Beoordeling door de rechtbank

2. De rechtbank beoordeelt of de minister terecht de besluiten heeft kunnen nemen over het terugbetalen van de lening, de hoogte van de lening en de hoogte van de maandelijkse terugbetaaltermijnen. Daarnaast beoordeelt de rechtbank of de minister terecht het besluit heeft kunnen nemen om de lening en de boete niet (gedeeltelijk) kwijt te schelden of te matigen.
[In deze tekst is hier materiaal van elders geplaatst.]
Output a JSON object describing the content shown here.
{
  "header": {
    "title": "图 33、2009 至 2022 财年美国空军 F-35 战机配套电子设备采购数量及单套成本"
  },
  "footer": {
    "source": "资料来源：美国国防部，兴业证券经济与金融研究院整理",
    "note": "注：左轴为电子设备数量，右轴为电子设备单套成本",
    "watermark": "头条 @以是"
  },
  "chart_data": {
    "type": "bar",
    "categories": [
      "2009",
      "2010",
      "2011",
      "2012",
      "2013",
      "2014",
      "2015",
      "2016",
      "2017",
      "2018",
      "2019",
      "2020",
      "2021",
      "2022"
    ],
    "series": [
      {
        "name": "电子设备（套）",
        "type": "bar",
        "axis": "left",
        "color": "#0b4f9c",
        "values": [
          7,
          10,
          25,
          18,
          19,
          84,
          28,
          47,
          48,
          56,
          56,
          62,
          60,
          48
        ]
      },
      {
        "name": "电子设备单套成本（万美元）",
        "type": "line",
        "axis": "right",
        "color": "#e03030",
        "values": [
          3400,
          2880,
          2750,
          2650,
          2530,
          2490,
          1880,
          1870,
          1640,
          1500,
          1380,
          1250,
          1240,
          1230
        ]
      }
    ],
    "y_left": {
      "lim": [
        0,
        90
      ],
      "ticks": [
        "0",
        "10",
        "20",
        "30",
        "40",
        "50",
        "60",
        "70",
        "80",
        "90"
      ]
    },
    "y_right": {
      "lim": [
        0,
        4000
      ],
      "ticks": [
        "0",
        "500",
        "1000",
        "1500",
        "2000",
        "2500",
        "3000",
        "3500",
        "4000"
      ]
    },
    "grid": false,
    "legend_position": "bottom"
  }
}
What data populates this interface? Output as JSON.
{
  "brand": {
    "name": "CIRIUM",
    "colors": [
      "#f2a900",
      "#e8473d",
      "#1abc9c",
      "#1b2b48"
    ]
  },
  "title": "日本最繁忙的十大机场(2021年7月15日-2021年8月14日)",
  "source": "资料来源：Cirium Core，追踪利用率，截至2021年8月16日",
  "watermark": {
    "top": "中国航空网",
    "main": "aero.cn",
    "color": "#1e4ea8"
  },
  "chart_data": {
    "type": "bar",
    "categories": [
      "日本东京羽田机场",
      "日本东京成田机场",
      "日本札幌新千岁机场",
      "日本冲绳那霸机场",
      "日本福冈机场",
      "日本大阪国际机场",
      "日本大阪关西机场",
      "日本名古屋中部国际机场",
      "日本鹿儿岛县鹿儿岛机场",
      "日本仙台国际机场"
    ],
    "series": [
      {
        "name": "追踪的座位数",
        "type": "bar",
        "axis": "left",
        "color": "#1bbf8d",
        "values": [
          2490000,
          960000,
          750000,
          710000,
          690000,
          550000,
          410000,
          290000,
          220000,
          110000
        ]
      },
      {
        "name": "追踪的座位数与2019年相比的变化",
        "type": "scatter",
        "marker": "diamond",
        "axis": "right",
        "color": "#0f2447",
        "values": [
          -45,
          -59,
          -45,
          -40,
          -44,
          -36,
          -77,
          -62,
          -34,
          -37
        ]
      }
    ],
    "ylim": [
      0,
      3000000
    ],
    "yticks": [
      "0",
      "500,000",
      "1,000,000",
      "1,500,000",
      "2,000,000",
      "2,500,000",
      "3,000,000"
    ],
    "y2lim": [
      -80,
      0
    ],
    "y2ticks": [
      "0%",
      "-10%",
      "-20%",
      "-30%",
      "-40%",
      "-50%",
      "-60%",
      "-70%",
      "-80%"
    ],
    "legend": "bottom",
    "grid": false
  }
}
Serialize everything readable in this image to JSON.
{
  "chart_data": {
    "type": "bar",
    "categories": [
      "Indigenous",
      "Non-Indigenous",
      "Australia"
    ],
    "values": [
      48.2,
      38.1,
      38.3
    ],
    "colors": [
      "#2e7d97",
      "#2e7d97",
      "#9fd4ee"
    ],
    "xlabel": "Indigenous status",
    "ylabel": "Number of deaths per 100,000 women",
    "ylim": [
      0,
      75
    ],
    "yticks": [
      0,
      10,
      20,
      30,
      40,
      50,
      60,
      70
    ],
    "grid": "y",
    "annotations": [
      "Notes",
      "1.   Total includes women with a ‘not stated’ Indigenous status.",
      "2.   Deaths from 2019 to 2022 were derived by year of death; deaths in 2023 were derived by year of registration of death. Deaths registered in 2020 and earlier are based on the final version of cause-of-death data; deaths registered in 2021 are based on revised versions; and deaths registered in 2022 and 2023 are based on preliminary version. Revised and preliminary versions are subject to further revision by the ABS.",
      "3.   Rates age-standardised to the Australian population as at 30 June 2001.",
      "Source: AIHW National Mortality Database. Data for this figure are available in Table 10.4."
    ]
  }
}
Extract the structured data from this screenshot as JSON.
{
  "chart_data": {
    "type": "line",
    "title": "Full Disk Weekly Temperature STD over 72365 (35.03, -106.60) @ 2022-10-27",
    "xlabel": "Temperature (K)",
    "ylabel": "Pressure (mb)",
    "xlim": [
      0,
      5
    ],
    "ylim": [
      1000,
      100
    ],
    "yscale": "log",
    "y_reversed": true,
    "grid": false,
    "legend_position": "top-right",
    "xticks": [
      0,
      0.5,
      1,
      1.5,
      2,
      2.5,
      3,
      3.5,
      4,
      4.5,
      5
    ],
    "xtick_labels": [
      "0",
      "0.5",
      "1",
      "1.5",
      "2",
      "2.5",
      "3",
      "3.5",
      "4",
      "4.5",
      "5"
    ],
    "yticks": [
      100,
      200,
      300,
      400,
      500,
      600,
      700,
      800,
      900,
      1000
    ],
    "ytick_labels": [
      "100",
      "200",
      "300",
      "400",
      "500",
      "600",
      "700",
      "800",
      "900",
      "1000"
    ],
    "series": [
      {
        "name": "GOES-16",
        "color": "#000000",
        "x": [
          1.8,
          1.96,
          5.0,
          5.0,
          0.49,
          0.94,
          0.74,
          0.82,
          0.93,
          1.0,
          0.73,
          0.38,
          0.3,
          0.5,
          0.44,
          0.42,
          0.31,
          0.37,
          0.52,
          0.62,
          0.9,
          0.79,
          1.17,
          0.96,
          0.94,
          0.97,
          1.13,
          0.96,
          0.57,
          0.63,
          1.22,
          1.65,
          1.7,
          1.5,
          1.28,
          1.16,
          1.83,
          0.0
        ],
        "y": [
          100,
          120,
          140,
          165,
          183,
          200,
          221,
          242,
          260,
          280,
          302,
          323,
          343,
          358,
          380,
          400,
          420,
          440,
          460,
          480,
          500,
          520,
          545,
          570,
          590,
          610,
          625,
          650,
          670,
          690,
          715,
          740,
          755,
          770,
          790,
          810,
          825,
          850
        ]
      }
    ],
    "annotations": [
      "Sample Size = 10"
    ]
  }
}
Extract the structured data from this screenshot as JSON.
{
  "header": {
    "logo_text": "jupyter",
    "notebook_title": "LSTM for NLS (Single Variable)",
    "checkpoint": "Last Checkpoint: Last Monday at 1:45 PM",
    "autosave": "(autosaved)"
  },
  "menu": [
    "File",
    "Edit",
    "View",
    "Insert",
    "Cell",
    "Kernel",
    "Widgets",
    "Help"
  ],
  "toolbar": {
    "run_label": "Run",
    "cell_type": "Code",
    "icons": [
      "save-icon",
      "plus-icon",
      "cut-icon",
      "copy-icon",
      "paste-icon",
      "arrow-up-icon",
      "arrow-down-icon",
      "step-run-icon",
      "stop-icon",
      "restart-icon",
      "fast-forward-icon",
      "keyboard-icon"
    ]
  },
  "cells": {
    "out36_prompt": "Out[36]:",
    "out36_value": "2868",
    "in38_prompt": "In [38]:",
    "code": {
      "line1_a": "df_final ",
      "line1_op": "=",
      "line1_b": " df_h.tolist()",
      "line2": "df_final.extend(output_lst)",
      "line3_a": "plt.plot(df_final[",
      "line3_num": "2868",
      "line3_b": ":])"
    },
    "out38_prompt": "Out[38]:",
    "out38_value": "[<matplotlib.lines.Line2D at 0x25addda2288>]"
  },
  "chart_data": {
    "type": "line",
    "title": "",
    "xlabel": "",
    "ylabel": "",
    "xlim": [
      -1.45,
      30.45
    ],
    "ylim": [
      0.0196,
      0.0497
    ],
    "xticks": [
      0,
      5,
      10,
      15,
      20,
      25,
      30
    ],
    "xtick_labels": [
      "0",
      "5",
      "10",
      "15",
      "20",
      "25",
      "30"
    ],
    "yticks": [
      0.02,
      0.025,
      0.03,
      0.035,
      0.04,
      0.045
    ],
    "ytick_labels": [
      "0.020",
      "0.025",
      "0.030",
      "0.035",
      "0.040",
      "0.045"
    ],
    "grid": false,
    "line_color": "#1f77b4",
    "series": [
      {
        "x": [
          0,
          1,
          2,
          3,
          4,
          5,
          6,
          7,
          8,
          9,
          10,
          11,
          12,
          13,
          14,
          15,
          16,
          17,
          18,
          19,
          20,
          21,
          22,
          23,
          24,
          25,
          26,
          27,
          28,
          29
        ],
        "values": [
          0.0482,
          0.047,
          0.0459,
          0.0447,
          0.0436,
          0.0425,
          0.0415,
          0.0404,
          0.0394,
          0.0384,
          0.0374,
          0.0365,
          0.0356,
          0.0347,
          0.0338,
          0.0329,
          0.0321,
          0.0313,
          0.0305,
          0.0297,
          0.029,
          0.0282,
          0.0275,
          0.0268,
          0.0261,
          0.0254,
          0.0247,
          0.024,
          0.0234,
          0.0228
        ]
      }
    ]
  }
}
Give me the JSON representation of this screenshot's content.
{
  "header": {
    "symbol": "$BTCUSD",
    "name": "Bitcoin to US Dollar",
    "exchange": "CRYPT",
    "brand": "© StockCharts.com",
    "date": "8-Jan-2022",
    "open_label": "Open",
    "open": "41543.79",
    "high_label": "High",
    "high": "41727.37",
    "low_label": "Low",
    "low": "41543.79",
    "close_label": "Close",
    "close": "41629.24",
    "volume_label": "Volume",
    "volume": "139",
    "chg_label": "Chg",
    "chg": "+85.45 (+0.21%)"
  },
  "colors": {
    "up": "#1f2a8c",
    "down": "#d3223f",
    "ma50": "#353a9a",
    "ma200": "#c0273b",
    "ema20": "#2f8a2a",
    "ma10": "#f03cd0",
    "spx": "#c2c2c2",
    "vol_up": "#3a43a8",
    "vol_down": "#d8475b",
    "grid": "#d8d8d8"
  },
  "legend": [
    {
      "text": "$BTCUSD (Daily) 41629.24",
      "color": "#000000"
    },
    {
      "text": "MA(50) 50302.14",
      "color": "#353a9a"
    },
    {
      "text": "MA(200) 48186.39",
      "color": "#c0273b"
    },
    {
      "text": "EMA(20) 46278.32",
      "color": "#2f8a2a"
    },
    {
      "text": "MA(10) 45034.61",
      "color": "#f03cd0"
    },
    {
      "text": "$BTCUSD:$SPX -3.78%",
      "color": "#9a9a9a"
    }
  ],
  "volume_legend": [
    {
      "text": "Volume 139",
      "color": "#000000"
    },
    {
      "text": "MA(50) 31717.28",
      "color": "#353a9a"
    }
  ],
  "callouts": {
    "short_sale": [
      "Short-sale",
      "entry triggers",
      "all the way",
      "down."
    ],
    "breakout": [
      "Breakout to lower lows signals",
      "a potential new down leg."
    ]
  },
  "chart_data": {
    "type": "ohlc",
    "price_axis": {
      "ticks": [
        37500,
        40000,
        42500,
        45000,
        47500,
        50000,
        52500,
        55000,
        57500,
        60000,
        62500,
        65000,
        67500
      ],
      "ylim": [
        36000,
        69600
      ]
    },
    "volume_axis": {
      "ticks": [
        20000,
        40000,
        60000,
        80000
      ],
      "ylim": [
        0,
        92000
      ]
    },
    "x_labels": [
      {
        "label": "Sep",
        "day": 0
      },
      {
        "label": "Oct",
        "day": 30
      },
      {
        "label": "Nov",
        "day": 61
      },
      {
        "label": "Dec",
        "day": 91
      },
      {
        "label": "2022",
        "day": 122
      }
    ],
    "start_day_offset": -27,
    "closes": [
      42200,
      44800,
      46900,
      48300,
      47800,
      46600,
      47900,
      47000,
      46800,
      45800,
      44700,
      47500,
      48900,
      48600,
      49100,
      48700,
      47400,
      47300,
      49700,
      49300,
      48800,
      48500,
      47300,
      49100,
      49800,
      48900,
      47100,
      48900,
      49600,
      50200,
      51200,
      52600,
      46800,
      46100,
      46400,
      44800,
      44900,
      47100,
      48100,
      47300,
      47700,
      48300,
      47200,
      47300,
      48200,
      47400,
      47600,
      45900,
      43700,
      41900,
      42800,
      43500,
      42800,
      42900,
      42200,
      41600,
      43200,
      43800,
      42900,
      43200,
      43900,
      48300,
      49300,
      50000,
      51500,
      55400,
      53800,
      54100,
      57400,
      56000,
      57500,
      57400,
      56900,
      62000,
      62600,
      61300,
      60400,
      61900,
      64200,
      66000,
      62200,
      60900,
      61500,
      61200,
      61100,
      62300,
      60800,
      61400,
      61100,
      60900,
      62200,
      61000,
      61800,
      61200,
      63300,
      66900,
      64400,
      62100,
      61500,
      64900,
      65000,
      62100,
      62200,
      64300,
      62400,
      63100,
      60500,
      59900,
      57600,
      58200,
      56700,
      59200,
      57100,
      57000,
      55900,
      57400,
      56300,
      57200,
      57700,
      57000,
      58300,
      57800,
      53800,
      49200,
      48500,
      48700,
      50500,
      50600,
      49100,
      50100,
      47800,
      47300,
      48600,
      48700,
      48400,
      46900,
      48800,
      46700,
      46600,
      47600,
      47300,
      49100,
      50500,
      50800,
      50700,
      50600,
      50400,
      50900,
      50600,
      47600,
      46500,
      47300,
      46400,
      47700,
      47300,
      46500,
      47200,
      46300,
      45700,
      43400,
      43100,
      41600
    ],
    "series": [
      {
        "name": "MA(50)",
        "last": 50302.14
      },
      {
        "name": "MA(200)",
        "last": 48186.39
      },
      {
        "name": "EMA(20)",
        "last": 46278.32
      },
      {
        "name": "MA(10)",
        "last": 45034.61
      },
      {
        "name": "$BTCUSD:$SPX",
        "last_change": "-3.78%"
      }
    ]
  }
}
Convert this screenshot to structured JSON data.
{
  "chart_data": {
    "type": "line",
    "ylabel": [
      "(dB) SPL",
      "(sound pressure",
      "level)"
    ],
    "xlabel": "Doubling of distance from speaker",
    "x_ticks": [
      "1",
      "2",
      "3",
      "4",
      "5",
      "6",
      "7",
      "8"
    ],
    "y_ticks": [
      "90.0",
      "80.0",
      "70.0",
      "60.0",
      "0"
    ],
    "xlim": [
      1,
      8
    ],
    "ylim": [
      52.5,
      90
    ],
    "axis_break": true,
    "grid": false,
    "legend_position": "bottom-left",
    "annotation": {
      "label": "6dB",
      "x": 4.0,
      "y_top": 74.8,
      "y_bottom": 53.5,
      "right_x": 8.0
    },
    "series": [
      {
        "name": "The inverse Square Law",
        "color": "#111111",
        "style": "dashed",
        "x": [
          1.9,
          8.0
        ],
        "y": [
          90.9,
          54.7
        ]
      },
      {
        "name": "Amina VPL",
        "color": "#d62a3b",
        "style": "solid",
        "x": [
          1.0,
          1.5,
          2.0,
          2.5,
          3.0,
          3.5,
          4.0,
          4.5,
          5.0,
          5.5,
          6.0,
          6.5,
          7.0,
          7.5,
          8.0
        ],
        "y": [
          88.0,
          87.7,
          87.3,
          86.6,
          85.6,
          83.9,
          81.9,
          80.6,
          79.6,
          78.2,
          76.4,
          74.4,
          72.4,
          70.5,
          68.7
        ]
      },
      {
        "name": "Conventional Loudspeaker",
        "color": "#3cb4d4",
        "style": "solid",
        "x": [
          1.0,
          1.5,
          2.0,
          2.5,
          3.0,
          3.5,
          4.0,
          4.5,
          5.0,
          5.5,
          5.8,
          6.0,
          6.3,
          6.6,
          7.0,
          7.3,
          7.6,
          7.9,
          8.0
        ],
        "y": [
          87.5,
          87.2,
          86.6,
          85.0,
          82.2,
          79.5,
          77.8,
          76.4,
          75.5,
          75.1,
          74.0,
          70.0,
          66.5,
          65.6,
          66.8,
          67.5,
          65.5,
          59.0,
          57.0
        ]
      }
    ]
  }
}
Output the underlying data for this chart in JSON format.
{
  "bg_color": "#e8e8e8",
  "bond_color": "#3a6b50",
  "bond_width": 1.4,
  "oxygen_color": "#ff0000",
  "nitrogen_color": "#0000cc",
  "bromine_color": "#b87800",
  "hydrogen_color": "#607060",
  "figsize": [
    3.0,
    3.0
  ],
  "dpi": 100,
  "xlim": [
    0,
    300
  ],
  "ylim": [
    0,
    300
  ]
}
3. De rechtbank beoordeelt het beroep van eiser aan de hand van de argumenten van eiser. Die argumenten worden de beroepsgronden genoemd.
3.1.
De rechtbank is van oordeel dat de beroepen gegrond zijn tegen het bestreden besluit 1 en tegen het bestreden besluit 3
.De beroepen tegen de bestreden besluiten 2 en 4 zijn ongegrond. Hierna legt de rechtbank uit hoe zij tot dit oordeel komt en welke gevolgen dit oordeel heeft. De voor de beoordeling van het beroep belangrijke wet- en regelgeving is te vinden in de bijlage bij deze uitspraak.
Waar gaat deze zaak over?
4. Op 6 januari 2016 is voor eiser de termijn gestart om in te burgeren. Uiterlijk 15 december 2019 moest eiser alle onderdelen van het inburgeringsexamen hebben gehaald. Op 15 december 2019 moest eiser nog drie onderdelen halen. Eiser heeft op 6 juli 2020 het laatste onderdeel van het inburgeringsexamen gehaald. Met het besluit van 1 juli 2020 heeft de minister beslist dat eiser de lening moet terugbetalen omdat hij niet op tijd is ingeburgerd. Eiser heeft geen bezwaar gemaakt tegen het besluit van 1 juli 2020.
4.1.
Met het bestreden besluit 1 heeft de minister beslist dat het bezwaar tegen het besluit van 1 juli 2020 niet ontvankelijk is. Daarnaast heeft de minister met bestreden besluit 1 beslist dat de lening € 8.983,- bedraagt en dat eiser die lening in maandelijkse termijnen van € 74,86 gedurende tien jaar terug moet terugbetalen.
Wat zijn de regels?
5. De Dienst Uitvoering Onderwijs (DUO) voert namens de minister de Wet Inburgering uit. Op grond van deze wet moest eiser binnen drie jaar alle onderdelen van het inburgeringsexamen halen. Voor het kunnen volgen van de inburgeringscursus kon eiser geld lenen. Eiser heeft dat ook gedaan. Op 1 juli 2020 heeft de minister beslist dat eiser het geleende geld moet terugbetalen. Het besluit van 1 juli 2020 staat in rechte vast, omdat eiser daar niet op tijd bezwaar tegen heeft gemaakt. [5]
5.1.
De minister heeft ruimte bij het bepalen van de hoogte van de lening die eiser uiteindelijk moet terugbetalen. [6] Dat deze regelgeving op dit punt ruimte biedt, volgt ook uit artikel 4.16a van de Regeling inburgering. Op grond van dat artikel kan eiser om (gedeeltelijke) kwijtschelding van de lening vragen. Voor de kwijtschelding heeft de minister beleidsregels opgesteld. Als hoofdregel bij (gedeeltelijke) kwijtschelding geldt dat binnen maximaal zes maanden na het eindigen van de oorspronkelijke termijn alsnog alle onderdelen van het inburgeringsexamen moeten zijn gehaald en dat bij overschrijding van de oorspronkelijke termijn nog maximaal twee onderdelen van het inburgeringsexamen niet waren gehaald. [7] Daarnaast kan kwijtschelding wegens bijzondere omstandigheden ook aan de orde zijn als niet aan deze twee voorwaarden is voldaan. Daarbij neemt de minister ook in aanmerking dat als gevolg van de coronamaatregelen de examenlocaties gesloten zijn geweest tussen 13 maart 2020 en 14 juni 2020. [8]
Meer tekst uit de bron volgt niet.